NTM was isolated from the sputum of 18 patients (8.3 percent). M. avium complex was isolated from the sputum of nine patients (4.1 percent), being the most frequently isolated pathogen. According to the researchers, older patients with non-cystic fibrosis bronchiectasis (age 50 years or older); patients with a lower body mass index (23 kg/m2 or less); and patients with a milder disease in functional terms (those with a forced vital capacity [FVC] of the lungs of 75 percent or more), were more likely to have an NTM infection, with a 40 percent probability of having at least one isolation of NTM.
Patients who had an NTM infection also tended to have less frequent chronic infections of Pseudomonas aeruginosa and more frequent infections of the fungus Aspergillus fumigatus.

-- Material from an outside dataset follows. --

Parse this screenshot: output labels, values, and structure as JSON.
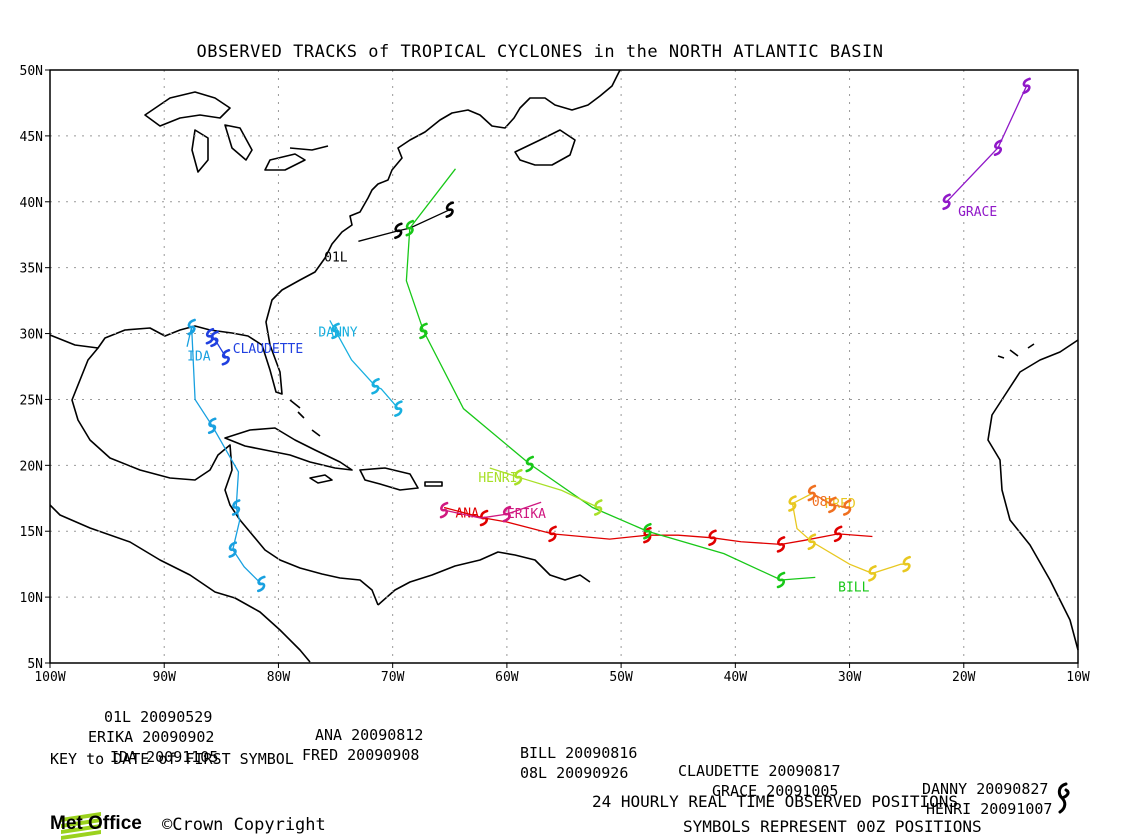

“In this sense, NTM-positive patients tended to have better lung function, lower BMI, lower frequency of chronic P. aeruginosa infection, and a higher frequency of Aspergillus. NTM-positive patients also had fewer exacerbations and less frequently took chronic antibiotic therapy,” the authors wrote in their report.
According to the team, additional studies with more patients will help “better evaluate the extent of the association of bronchiectasis with NTM, assess the clinical impact of the disease, and identify factors that are clearly associated with NTM in non-cystic fibrosis patients with bronchiectasis.”